Conversations with Isaac Asimov
Conversations with Isaac Asimov collects interviews with a man considered to be—along with Robert Heinlein, A. E. van Vogt, and Arthur C. Clarke—a founder of modern science fiction.
Isaac Asimov (1920-1992), one of the most popular and influential American authors of the twentieth century, sparked the imagination of generations of writers. His Foundation trilogy paved the way for science fiction that was more speculative and philosophical than had been previously seen in the genre, and his book I, Robot and his story "The Bicentennial Man" have been made into popular movies. First published as a teenager in John W. Campbell's groundbreaking science fiction magazine Astounding, Asimov published over two hundred books during his lifetime.

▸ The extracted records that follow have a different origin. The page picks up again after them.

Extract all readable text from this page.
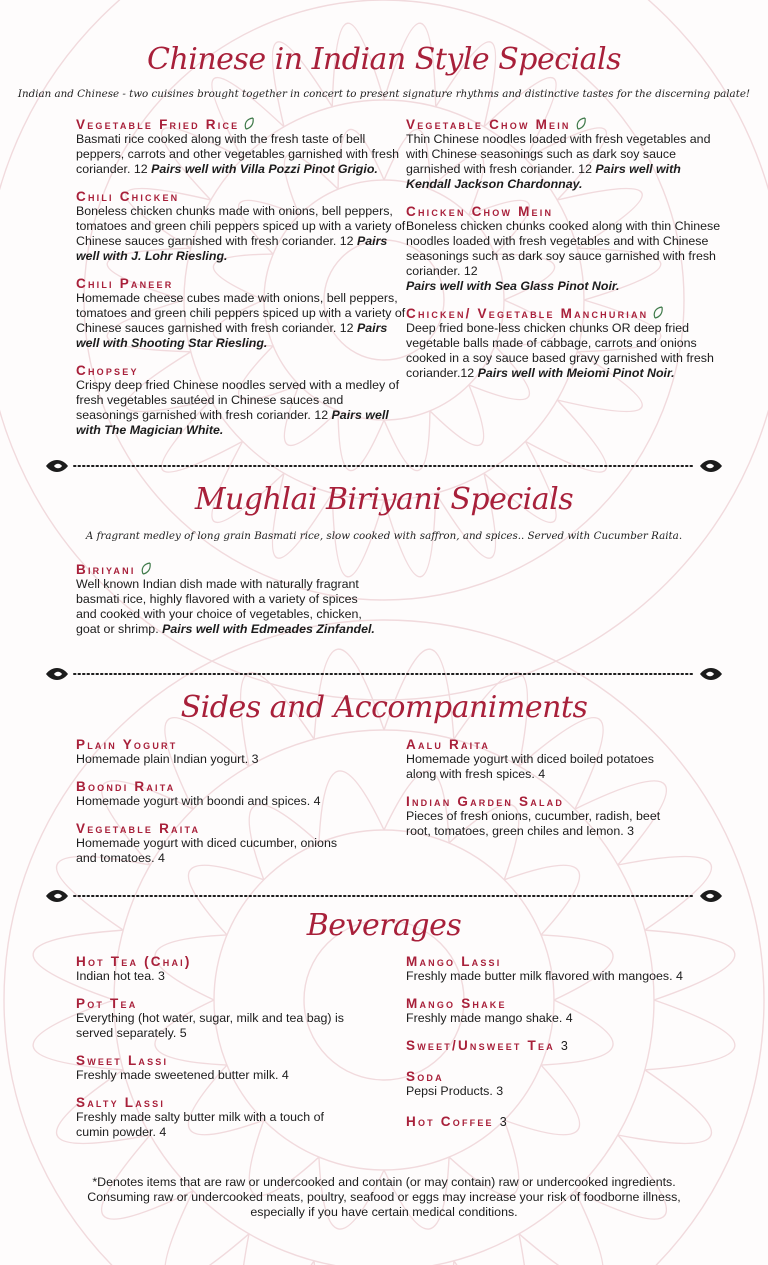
Chinese in Indian Style Specials
Indian and Chinese - two cuisines brought together in concert to present signature rhythms and distinctive tastes for the discerning palate!
Vegetable Fried Rice
Basmati rice cooked along with the fresh taste of bell peppers, carrots and other vegetables garnished with fresh coriander. 12 Pairs well with Villa Pozzi Pinot Grigio.
Chili Chicken
Boneless chicken chunks made with onions, bell peppers, tomatoes and green chili peppers spiced up with a variety of Chinese sauces garnished with fresh coriander. 12 Pairs well with J. Lohr Riesling.
Chili Paneer
Homemade cheese cubes made with onions, bell peppers, tomatoes and green chili peppers spiced up with a variety of Chinese sauces garnished with fresh coriander. 12 Pairs well with Shooting Star Riesling.
Chopsey
Crispy deep fried Chinese noodles served with a medley of fresh vegetables sautéed in Chinese sauces and seasonings garnished with fresh coriander. 12 Pairs well with The Magician White.
Vegetable Chow Mein
Thin Chinese noodles loaded with fresh vegetables and with Chinese seasonings such as dark soy sauce garnished with fresh coriander. 12 Pairs well with Kendall Jackson Chardonnay.
Chicken Chow Mein
Boneless chicken chunks cooked along with thin Chinese noodles loaded with fresh vegetables and with Chinese seasonings such as dark soy sauce garnished with fresh coriander. 12
Pairs well with Sea Glass Pinot Noir.
Chicken/ Vegetable Manchurian
Deep fried bone-less chicken chunks OR deep fried vegetable balls made of cabbage, carrots and onions cooked in a soy sauce based gravy garnished with fresh coriander.12 Pairs well with Meiomi Pinot Noir.
Mughlai Biriyani Specials
A fragrant medley of long grain Basmati rice, slow cooked with saffron, and spices.. Served with Cucumber Raita.
Biriyani
Well known Indian dish made with naturally fragrant basmati rice, highly flavored with a variety of spices and cooked with your choice of vegetables, chicken, goat or shrimp. Pairs well with Edmeades Zinfandel.
Sides and Accompaniments
Plain Yogurt
Homemade plain Indian yogurt. 3
Boondi Raita
Homemade yogurt with boondi and spices. 4
Vegetable Raita
Homemade yogurt with diced cucumber, onions and tomatoes. 4
Aalu Raita
Homemade yogurt with diced boiled potatoes along with fresh spices. 4
Indian Garden Salad
Pieces of fresh onions, cucumber, radish, beet root, tomatoes, green chiles and lemon. 3
Beverages
Hot Tea (Chai)
Indian hot tea. 3
Pot Tea
Everything (hot water, sugar, milk and tea bag) is served separately. 5
Sweet Lassi
Freshly made sweetened butter milk. 4
Salty Lassi
Freshly made salty butter milk with a touch of cumin powder. 4
Mango Lassi
Freshly made butter milk flavored with mangoes. 4
Mango Shake
Freshly made mango shake. 4
Sweet/Unsweet Tea 3
Soda
Pepsi Products. 3
Hot Coffee 3
*Denotes items that are raw or undercooked and contain (or may contain) raw or undercooked ingredients.
Consuming raw or undercooked meats, poultry, seafood or eggs may increase your risk of foodborne illness,
especially if you have certain medical conditions.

While most prolific writers tend to concentrate almost exclusively on a single genre, Asimov was a polymath who wrote widely on a variety of subjects. He authored mysteries, autobiographies, histories, satires, companions to Shakespeare, children's books on science, and collections of bawdy limericks. A lifelong atheist, he nevertheless wrote more than a half dozen books on the Bible.

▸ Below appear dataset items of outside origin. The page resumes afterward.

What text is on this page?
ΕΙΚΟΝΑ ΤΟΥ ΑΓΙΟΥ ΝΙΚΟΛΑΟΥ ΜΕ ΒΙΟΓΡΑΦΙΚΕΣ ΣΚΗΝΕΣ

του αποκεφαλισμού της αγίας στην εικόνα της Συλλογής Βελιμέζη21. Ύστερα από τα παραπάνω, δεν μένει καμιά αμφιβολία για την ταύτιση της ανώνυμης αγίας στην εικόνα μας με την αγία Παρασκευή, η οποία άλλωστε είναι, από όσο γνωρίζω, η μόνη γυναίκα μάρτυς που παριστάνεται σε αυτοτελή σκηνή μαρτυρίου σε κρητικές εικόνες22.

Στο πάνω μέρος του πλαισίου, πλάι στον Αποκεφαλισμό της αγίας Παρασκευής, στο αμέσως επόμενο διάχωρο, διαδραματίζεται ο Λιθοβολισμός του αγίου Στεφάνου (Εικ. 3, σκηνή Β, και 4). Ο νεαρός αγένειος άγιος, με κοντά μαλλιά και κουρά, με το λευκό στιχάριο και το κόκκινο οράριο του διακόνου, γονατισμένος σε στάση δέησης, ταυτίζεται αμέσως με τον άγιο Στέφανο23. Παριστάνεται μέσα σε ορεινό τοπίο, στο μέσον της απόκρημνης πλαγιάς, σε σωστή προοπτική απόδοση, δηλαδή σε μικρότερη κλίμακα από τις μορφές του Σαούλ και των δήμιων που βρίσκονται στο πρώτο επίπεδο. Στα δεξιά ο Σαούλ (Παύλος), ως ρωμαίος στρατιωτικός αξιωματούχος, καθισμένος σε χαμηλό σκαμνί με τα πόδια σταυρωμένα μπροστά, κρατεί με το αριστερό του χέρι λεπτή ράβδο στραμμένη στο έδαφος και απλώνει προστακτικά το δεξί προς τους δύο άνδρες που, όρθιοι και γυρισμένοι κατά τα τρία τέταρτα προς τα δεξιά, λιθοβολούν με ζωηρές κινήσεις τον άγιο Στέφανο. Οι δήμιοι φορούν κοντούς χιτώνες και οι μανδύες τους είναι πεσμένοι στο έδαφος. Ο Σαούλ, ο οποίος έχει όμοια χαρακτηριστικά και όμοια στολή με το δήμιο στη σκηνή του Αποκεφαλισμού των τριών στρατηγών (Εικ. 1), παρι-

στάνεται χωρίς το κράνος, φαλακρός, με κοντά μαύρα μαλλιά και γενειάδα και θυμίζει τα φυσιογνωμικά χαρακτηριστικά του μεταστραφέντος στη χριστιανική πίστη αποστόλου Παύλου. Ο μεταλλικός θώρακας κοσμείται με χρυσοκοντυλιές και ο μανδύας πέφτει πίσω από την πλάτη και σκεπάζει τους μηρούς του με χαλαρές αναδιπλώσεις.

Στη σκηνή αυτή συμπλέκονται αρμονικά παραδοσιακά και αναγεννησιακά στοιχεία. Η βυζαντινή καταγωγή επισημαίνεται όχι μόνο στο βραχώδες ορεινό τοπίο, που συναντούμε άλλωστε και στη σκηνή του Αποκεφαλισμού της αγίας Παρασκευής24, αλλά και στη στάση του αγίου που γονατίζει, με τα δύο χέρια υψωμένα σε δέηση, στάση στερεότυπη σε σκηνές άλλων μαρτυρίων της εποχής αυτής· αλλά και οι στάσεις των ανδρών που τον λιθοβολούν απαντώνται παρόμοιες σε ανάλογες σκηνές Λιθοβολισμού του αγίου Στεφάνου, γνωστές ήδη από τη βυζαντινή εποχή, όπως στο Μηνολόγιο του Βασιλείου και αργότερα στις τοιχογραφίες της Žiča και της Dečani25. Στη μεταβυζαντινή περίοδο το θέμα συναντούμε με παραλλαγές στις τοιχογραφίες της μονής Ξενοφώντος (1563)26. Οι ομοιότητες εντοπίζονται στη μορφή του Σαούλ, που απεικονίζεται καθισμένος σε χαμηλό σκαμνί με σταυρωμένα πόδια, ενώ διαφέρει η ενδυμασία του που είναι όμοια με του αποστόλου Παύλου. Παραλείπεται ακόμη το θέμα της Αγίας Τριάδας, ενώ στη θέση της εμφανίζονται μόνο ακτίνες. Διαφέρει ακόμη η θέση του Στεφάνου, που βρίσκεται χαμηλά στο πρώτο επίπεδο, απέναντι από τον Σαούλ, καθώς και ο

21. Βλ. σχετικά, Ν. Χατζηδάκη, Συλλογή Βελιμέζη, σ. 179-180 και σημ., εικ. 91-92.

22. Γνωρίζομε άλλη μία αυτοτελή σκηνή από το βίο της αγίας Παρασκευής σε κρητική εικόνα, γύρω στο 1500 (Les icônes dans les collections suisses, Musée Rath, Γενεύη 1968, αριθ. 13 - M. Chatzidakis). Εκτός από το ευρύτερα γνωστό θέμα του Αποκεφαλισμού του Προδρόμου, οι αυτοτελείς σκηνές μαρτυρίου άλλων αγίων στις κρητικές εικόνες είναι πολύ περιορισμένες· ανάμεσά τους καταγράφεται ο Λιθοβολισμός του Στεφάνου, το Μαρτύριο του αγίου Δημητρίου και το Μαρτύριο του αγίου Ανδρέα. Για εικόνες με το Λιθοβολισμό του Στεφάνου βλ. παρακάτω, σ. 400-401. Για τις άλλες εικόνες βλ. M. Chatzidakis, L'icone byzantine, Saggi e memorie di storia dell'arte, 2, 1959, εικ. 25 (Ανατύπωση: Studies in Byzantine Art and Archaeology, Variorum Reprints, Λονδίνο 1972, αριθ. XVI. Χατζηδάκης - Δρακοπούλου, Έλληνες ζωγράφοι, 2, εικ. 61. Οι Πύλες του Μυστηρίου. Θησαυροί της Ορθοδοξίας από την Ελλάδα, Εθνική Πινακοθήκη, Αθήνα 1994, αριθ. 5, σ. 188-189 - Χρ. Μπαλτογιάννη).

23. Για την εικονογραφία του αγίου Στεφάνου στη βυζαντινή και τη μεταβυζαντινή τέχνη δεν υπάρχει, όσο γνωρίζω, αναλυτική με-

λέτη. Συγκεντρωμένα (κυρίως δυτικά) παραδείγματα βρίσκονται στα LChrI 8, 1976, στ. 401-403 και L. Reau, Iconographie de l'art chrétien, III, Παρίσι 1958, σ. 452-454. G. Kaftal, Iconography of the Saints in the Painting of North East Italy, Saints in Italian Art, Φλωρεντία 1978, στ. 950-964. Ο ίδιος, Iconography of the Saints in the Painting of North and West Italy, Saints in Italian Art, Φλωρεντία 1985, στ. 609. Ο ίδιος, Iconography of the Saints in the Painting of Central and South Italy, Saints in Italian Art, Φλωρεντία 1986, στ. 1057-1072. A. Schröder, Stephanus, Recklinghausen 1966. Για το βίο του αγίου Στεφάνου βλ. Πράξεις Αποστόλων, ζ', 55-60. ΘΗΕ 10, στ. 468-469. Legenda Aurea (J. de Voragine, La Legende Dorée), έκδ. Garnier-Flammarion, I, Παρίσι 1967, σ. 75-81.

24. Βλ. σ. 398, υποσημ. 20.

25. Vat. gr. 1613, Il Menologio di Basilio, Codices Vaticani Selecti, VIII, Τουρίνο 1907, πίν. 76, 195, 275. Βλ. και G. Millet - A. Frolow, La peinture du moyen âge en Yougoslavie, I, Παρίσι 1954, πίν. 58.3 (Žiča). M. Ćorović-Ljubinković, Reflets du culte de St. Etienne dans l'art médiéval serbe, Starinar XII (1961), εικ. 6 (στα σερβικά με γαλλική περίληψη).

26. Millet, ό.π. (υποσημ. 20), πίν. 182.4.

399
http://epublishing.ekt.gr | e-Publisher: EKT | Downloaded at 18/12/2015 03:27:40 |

Asimov's varied interests establish him as a premier public intellectual, one who was frequently called upon to clarify debates in science, in history, and on the effects of technology on the modern age. Conversations with Isaac Asimov collects interviews with a man considered to be--along with Robert Heinlein, A. E. van Vogt, and Arthur C. Clarke--a founder of modern science fiction. Despite this, Asimov is perhaps best known for his many books of popular science writing. Carl Sagan once described Asimov as the greatest explainer of his age, and this talent made Asimov a natural for the interview form. His manner is always crisp and lucid, his tone always engaging, and his comments always enlightening.